Dans le monde éducatif, la base de l’éducation depuis des générations repose sur la pratique et le développement des qualités humaines telles que le respect d’autrui et de soi-même, la responsabilité, l’honnêteté… Le respect d’autrui et de soi-même empêche l’homme de faire le mal, l’amène à vaincre son avidité malgré la pauvreté. L’homme honnête ne trompe personne, pas plus ses supérieurs que ses inférieurs. Il ne flatte qui que ce soit, ne s’avilit devant personne. Le fonctionnaire ne peut plus être corrompu, le juge vilipendé.

Le respect d’autrui et de soi-même ne permet pas à l’homme d’assumer une responsabilité s’il n’en est pas compétent. Il a toujours le courage de reconnaître ses lacunes et n’assigne pas la faute aux autres pour se justifier.

Nous apprenons tout cela d’abord dans la famille et ensuite à l’école et dans la société. Dans la situation actuelle du Vietnam, l’école occupe une place très importante dans l’éducation des enfants car, la plupart du temps, ils vivent à l’école. Cependant, après une longue période d’une trentaine d’années, l’éducation vietnamienne n’accomplit pas ce qu’on est en droit d’attendre d’elle.

À l’entrée de toutes les écoles un slogan occupant toujours la première place résume ce qu’un élève doit apprendre en venant à l’école : « On apprend d’abord la politesse, les lettres après ». Autrement dit, l’enseignant doit assumer une double responsabilité : enseigner les lettres et former l’homme.

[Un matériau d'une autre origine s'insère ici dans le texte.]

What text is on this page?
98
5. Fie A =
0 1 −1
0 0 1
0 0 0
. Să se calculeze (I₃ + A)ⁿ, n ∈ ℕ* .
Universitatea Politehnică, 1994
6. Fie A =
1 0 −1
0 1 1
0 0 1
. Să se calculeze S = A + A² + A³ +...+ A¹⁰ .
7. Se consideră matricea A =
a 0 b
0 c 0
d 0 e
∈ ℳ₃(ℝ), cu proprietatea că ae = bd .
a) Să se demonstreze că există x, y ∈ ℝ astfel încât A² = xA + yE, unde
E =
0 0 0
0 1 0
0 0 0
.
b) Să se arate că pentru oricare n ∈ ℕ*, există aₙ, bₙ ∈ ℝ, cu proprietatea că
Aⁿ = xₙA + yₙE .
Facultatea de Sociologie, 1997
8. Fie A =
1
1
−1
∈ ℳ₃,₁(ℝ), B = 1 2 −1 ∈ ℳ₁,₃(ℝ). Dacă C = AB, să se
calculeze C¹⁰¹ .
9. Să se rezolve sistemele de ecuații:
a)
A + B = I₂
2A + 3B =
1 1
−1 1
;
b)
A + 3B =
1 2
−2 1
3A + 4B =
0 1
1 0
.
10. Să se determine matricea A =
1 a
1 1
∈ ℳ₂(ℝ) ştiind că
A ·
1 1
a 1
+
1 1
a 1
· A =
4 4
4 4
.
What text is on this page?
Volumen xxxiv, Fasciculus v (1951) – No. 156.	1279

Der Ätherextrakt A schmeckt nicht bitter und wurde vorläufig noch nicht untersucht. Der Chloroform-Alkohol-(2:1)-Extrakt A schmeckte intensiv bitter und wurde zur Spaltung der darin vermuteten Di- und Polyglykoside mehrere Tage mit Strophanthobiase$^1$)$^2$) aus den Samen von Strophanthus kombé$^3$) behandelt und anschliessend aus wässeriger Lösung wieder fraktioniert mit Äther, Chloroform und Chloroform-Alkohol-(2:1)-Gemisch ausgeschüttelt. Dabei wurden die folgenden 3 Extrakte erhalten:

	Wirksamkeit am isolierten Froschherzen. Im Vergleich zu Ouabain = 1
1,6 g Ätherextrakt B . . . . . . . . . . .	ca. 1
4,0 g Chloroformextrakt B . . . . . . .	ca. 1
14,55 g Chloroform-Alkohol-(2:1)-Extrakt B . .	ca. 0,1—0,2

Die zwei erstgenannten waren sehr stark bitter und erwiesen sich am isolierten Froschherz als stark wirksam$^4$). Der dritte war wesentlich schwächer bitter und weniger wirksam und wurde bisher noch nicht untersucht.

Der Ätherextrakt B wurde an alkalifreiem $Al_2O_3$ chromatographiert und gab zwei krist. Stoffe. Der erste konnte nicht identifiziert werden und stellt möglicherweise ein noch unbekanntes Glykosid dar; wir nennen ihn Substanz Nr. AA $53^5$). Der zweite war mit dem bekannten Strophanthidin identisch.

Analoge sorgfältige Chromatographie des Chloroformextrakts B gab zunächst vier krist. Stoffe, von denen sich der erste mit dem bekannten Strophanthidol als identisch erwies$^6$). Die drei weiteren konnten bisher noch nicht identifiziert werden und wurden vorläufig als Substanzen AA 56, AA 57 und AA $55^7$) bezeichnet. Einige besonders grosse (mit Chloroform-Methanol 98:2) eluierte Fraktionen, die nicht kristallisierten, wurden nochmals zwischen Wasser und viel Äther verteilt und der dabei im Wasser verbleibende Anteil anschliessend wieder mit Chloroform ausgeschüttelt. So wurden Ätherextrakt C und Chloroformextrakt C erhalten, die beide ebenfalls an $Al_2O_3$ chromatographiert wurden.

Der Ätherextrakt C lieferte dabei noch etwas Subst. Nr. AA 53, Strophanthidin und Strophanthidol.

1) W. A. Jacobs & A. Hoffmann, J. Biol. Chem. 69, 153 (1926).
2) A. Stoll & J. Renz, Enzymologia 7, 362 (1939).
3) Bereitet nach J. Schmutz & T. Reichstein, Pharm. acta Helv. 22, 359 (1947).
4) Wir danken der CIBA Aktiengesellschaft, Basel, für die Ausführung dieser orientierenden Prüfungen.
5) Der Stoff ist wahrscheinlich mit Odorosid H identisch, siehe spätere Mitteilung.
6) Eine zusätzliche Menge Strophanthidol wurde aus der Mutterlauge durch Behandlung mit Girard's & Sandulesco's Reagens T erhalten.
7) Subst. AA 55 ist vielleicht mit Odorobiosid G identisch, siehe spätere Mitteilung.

Dire que les enseignants ne visent que l’enseignement des lettres est un peu exagéré et douloureux, mais la « récolte éducative » révèle une partie de cet état.

Même dans les écoles normales, où l’on forme des maîtres spécialisés, des élites, les professeurs ont inculqué dans l’esprit des étudiants que l’enseignement va de pair avec l’éducation. Mais on n’a jamais abordé les questions de l’itinéraire à suivre, du programme à enseigner ou des méthodes à appliquer. C’est vraiment un problème difficile pour un enseignant d’accomplir sa fonction de former un homme.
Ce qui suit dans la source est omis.